Los comentarios de Jens Weidmann, presidente de Bundesbank e integrante de la mesa directiva del Banco Central Europeo, se dan mientras los políticos griegos, profundamente divididos sobre la eficacia de las medidas de austeridad y de reformas que los acreedores exigen a cambio de préstamos para su rescate financiero, luchan por crear un nuevo gobierno.

"Si Atenas no cumple su palabra, esa es una decisión democrática — pero eso significa que las bases para más ayuda financiera desaparecen", dijo Weidmann, según fue citado el sábado por el diario alemán Sueddeutsche Zeitung. "Los países donadores también tienen que justificarse ante sus habitantes".

Ante el electorado en Alemania y otras naciones prósperas resulta impopular el rescate de países en crisis, como Grecia.

Al ser cuestionado sobre la posible salida de Grecia del grupo de 17 países que comparten el euro, Weidmann dijo que "las consecuencias para Grecia serían más serias que para el resto de la eurozona".

"Pienso que resulta demasiado simplista asumir que los problemas de Grecia se resolverían si el país abandona la eurozona", agregó. "Una salida de la unión monetaria (en torno al euro) no tendría precedentes históricos y estaría relacionada con una enorme incertidumbre".

Tras las irresolutas elecciones generales del domingo en Grecia, los funcionarios alemanes han insistido sobre la necesidad de que Atenas se apegue a su rumbo actual, lo que enfrenta el rechazo claro de los votantes griegos.

"No hay una solución fácil para Grecia", dijo Wolfgang Schaeuble, ministro de Finanzas alemán, en una entrevista publicada por el periódico Welt am Sonntag.

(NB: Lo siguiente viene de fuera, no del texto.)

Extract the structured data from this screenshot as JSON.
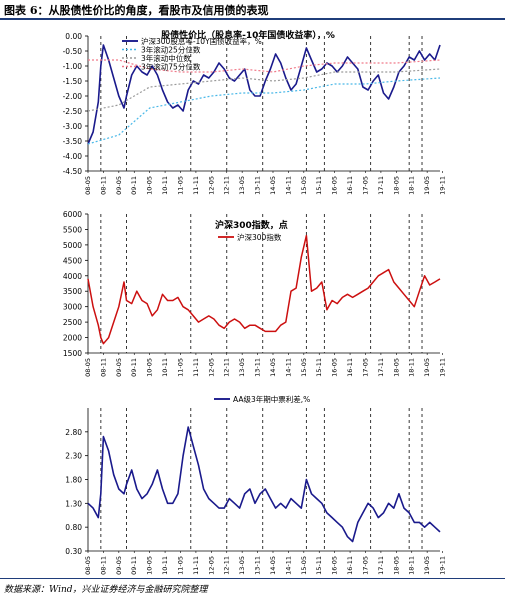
{
  "figure": {
    "title": "图表 6：从股债性价比的角度，看股市及信用债的表现",
    "source": "数据来源：Wind，兴业证券经济与金融研究院整理"
  },
  "colors": {
    "rule": "#1f3d7a",
    "navy": "#1a1a8c",
    "red": "#cc1010",
    "cyan": "#49b8e8",
    "pink": "#f07a8a",
    "grey": "#9a9a9a",
    "dash": "#222222"
  },
  "chart_data": [
    {
      "type": "line",
      "title": "股债性价比（股息率-10年国债收益率），%",
      "x_range": [
        "2008-05",
        "2019-10"
      ],
      "ylim": [
        -4.5,
        0.0
      ],
      "y_ticks": [
        "0.00",
        "-0.50",
        "-1.00",
        "-1.50",
        "-2.00",
        "-2.50",
        "-3.00",
        "-3.50",
        "-4.00",
        "-4.50"
      ],
      "x_ticks": [
        "08-05",
        "08-11",
        "09-05",
        "09-11",
        "10-05",
        "10-11",
        "11-05",
        "11-11",
        "12-05",
        "12-11",
        "13-05",
        "13-11",
        "14-05",
        "14-11",
        "15-05",
        "15-11",
        "16-05",
        "16-11",
        "17-05",
        "17-11",
        "18-05",
        "18-11",
        "19-05",
        "19-11"
      ],
      "legend": [
        "沪深300股息率-10Y国债收益率，%",
        "3年滚动25分位数",
        "3年滚动中位数",
        "3年滚动75分位数"
      ],
      "markers": [
        "2008-10",
        "2009-08",
        "2011-09",
        "2012-11",
        "2014-01",
        "2015-06",
        "2016-01",
        "2017-07",
        "2018-10",
        "2019-03"
      ],
      "series": [
        {
          "name": "沪深300股息率-10Y国债收益率，%",
          "x": [
            "2008-05",
            "2008-07",
            "2008-09",
            "2008-10",
            "2008-11",
            "2009-01",
            "2009-03",
            "2009-05",
            "2009-07",
            "2009-08",
            "2009-10",
            "2009-12",
            "2010-02",
            "2010-04",
            "2010-06",
            "2010-08",
            "2010-10",
            "2010-12",
            "2011-02",
            "2011-04",
            "2011-06",
            "2011-08",
            "2011-10",
            "2011-12",
            "2012-02",
            "2012-04",
            "2012-06",
            "2012-08",
            "2012-10",
            "2012-12",
            "2013-02",
            "2013-04",
            "2013-06",
            "2013-08",
            "2013-10",
            "2013-12",
            "2014-02",
            "2014-04",
            "2014-06",
            "2014-08",
            "2014-10",
            "2014-12",
            "2015-02",
            "2015-04",
            "2015-06",
            "2015-08",
            "2015-10",
            "2015-12",
            "2016-02",
            "2016-04",
            "2016-06",
            "2016-08",
            "2016-10",
            "2016-12",
            "2017-02",
            "2017-04",
            "2017-06",
            "2017-08",
            "2017-10",
            "2017-12",
            "2018-02",
            "2018-04",
            "2018-06",
            "2018-08",
            "2018-10",
            "2018-12",
            "2019-02",
            "2019-04",
            "2019-06",
            "2019-08",
            "2019-10"
          ],
          "values": [
            -3.6,
            -3.2,
            -2.2,
            -1.0,
            -0.3,
            -0.8,
            -1.4,
            -2.0,
            -2.4,
            -2.0,
            -1.3,
            -1.0,
            -1.2,
            -1.3,
            -1.0,
            -1.3,
            -1.8,
            -2.2,
            -2.4,
            -2.3,
            -2.5,
            -1.8,
            -1.5,
            -1.6,
            -1.3,
            -1.4,
            -1.2,
            -0.9,
            -1.1,
            -1.4,
            -1.5,
            -1.3,
            -1.1,
            -1.8,
            -2.0,
            -2.0,
            -1.5,
            -1.1,
            -0.6,
            -0.9,
            -1.4,
            -1.8,
            -1.6,
            -1.0,
            -0.4,
            -0.8,
            -1.2,
            -1.1,
            -0.9,
            -1.0,
            -1.2,
            -1.0,
            -0.7,
            -0.9,
            -1.1,
            -1.7,
            -1.8,
            -1.5,
            -1.3,
            -1.9,
            -2.1,
            -1.7,
            -1.2,
            -1.0,
            -0.7,
            -0.8,
            -0.5,
            -0.8,
            -0.6,
            -0.8,
            -0.3
          ]
        },
        {
          "name": "3年滚动25分位数",
          "x": [
            "2008-05",
            "2009-05",
            "2010-05",
            "2011-05",
            "2012-05",
            "2013-05",
            "2014-05",
            "2015-05",
            "2016-05",
            "2017-05",
            "2018-05",
            "2019-10"
          ],
          "values": [
            -3.6,
            -3.3,
            -2.4,
            -2.2,
            -2.0,
            -1.9,
            -1.9,
            -1.8,
            -1.6,
            -1.6,
            -1.5,
            -1.4
          ]
        },
        {
          "name": "3年滚动中位数",
          "x": [
            "2008-05",
            "2009-05",
            "2010-05",
            "2011-05",
            "2012-05",
            "2013-05",
            "2014-05",
            "2015-05",
            "2016-05",
            "2017-05",
            "2018-05",
            "2019-10"
          ],
          "values": [
            -2.5,
            -2.3,
            -1.7,
            -1.6,
            -1.5,
            -1.4,
            -1.5,
            -1.4,
            -1.2,
            -1.2,
            -1.2,
            -1.1
          ]
        },
        {
          "name": "3年滚动75分位数",
          "x": [
            "2008-05",
            "2009-05",
            "2010-05",
            "2011-05",
            "2012-05",
            "2013-05",
            "2014-05",
            "2015-05",
            "2016-05",
            "2017-05",
            "2018-05",
            "2019-10"
          ],
          "values": [
            -0.8,
            -0.8,
            -1.1,
            -1.2,
            -1.2,
            -1.1,
            -1.2,
            -1.0,
            -0.9,
            -0.9,
            -0.9,
            -0.8
          ]
        }
      ]
    },
    {
      "type": "line",
      "title": "沪深300指数，点",
      "x_range": [
        "2008-05",
        "2019-10"
      ],
      "ylim": [
        1500,
        6000
      ],
      "y_ticks": [
        "6000",
        "5500",
        "5000",
        "4500",
        "4000",
        "3500",
        "3000",
        "2500",
        "2000",
        "1500"
      ],
      "x_ticks": [
        "08-05",
        "08-11",
        "09-05",
        "09-11",
        "10-05",
        "10-11",
        "11-05",
        "11-11",
        "12-05",
        "12-11",
        "13-05",
        "13-11",
        "14-05",
        "14-11",
        "15-05",
        "15-11",
        "16-05",
        "16-11",
        "17-05",
        "17-11",
        "18-05",
        "18-11",
        "19-05",
        "19-11"
      ],
      "legend": [
        "沪深300指数"
      ],
      "markers": [
        "2008-10",
        "2009-08",
        "2011-09",
        "2012-11",
        "2014-01",
        "2015-06",
        "2016-01",
        "2017-07",
        "2018-10",
        "2019-03"
      ],
      "series": [
        {
          "name": "沪深300指数",
          "x": [
            "2008-05",
            "2008-07",
            "2008-09",
            "2008-10",
            "2008-11",
            "2009-01",
            "2009-03",
            "2009-05",
            "2009-07",
            "2009-08",
            "2009-10",
            "2009-12",
            "2010-02",
            "2010-04",
            "2010-06",
            "2010-08",
            "2010-10",
            "2010-12",
            "2011-02",
            "2011-04",
            "2011-06",
            "2011-08",
            "2011-10",
            "2011-12",
            "2012-02",
            "2012-04",
            "2012-06",
            "2012-08",
            "2012-10",
            "2012-12",
            "2013-02",
            "2013-04",
            "2013-06",
            "2013-08",
            "2013-10",
            "2013-12",
            "2014-02",
            "2014-04",
            "2014-06",
            "2014-08",
            "2014-10",
            "2014-12",
            "2015-02",
            "2015-04",
            "2015-06",
            "2015-08",
            "2015-10",
            "2015-12",
            "2016-02",
            "2016-04",
            "2016-06",
            "2016-08",
            "2016-10",
            "2016-12",
            "2017-02",
            "2017-04",
            "2017-06",
            "2017-08",
            "2017-10",
            "2017-12",
            "2018-02",
            "2018-04",
            "2018-06",
            "2018-08",
            "2018-10",
            "2018-12",
            "2019-02",
            "2019-04",
            "2019-06",
            "2019-08",
            "2019-10"
          ],
          "values": [
            3900,
            3000,
            2400,
            2000,
            1800,
            2000,
            2500,
            3000,
            3800,
            3200,
            3100,
            3500,
            3200,
            3100,
            2700,
            2900,
            3400,
            3200,
            3200,
            3300,
            3000,
            2900,
            2700,
            2500,
            2600,
            2700,
            2600,
            2400,
            2300,
            2500,
            2600,
            2500,
            2300,
            2400,
            2400,
            2300,
            2200,
            2200,
            2200,
            2400,
            2500,
            3500,
            3600,
            4600,
            5300,
            3500,
            3600,
            3800,
            2900,
            3200,
            3100,
            3300,
            3400,
            3300,
            3400,
            3500,
            3600,
            3800,
            4000,
            4100,
            4200,
            3800,
            3600,
            3400,
            3200,
            3000,
            3500,
            4000,
            3700,
            3800,
            3900
          ]
        }
      ]
    },
    {
      "type": "line",
      "title": "",
      "x_range": [
        "2008-05",
        "2019-10"
      ],
      "ylim": [
        0.3,
        3.3
      ],
      "y_ticks": [
        "2.80",
        "2.30",
        "1.80",
        "1.30",
        "0.80",
        "0.30"
      ],
      "x_ticks": [
        "08-05",
        "08-11",
        "09-05",
        "09-11",
        "10-05",
        "10-11",
        "11-05",
        "11-11",
        "12-05",
        "12-11",
        "13-05",
        "13-11",
        "14-05",
        "14-11",
        "15-05",
        "15-11",
        "16-05",
        "16-11",
        "17-05",
        "17-11",
        "18-05",
        "18-11",
        "19-05",
        "19-11"
      ],
      "legend": [
        "AA级3年期中票利差,%"
      ],
      "markers": [
        "2008-10",
        "2009-08",
        "2011-09",
        "2012-11",
        "2014-01",
        "2015-06",
        "2016-01",
        "2017-07",
        "2018-10",
        "2019-03"
      ],
      "series": [
        {
          "name": "AA级3年期中票利差,%",
          "x": [
            "2008-05",
            "2008-07",
            "2008-09",
            "2008-10",
            "2008-11",
            "2009-01",
            "2009-03",
            "2009-05",
            "2009-07",
            "2009-08",
            "2009-10",
            "2009-12",
            "2010-02",
            "2010-04",
            "2010-06",
            "2010-08",
            "2010-10",
            "2010-12",
            "2011-02",
            "2011-04",
            "2011-06",
            "2011-08",
            "2011-10",
            "2011-12",
            "2012-02",
            "2012-04",
            "2012-06",
            "2012-08",
            "2012-10",
            "2012-12",
            "2013-02",
            "2013-04",
            "2013-06",
            "2013-08",
            "2013-10",
            "2013-12",
            "2014-02",
            "2014-04",
            "2014-06",
            "2014-08",
            "2014-10",
            "2014-12",
            "2015-02",
            "2015-04",
            "2015-06",
            "2015-08",
            "2015-10",
            "2015-12",
            "2016-02",
            "2016-04",
            "2016-06",
            "2016-08",
            "2016-10",
            "2016-12",
            "2017-02",
            "2017-04",
            "2017-06",
            "2017-08",
            "2017-10",
            "2017-12",
            "2018-02",
            "2018-04",
            "2018-06",
            "2018-08",
            "2018-10",
            "2018-12",
            "2019-02",
            "2019-04",
            "2019-06",
            "2019-08",
            "2019-10"
          ],
          "values": [
            1.3,
            1.2,
            1.0,
            1.5,
            2.7,
            2.4,
            1.9,
            1.6,
            1.5,
            1.7,
            2.0,
            1.6,
            1.4,
            1.5,
            1.7,
            2.0,
            1.6,
            1.3,
            1.3,
            1.5,
            2.3,
            2.9,
            2.5,
            2.1,
            1.6,
            1.4,
            1.3,
            1.2,
            1.2,
            1.4,
            1.3,
            1.2,
            1.5,
            1.6,
            1.3,
            1.5,
            1.6,
            1.4,
            1.2,
            1.3,
            1.2,
            1.4,
            1.3,
            1.2,
            1.8,
            1.5,
            1.4,
            1.3,
            1.1,
            1.0,
            0.9,
            0.8,
            0.6,
            0.5,
            0.9,
            1.1,
            1.3,
            1.2,
            1.0,
            1.1,
            1.3,
            1.2,
            1.5,
            1.2,
            1.1,
            0.9,
            0.9,
            0.8,
            0.9,
            0.8,
            0.7
          ]
        }
      ]
    }
  ]
}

"Hemos llegado al límite de lo que creerán los mercados bursátiles sobre nosotros — no existe una mejor solución", señaló. "Ahora Grecia debe demostrar que tiene la fuerza de formar las mayorías necesarias para eso. Sólo me resta esperar que quienes sean responsables en Grecia rápidamente entiendan eso".

Schaeuble agregó que "si los griegos tienen una idea sobre qué más podemos hacer para fomentar el crecimiento, podemos hablarlo y tomarlo en cuenta". Sin embargo, insistió en que la tarea principal es hacer a Grecia competitiva, y eso significa respetar el programa de reformas acordado de antemano.

"De otra forma, el país no tiene posibilidades".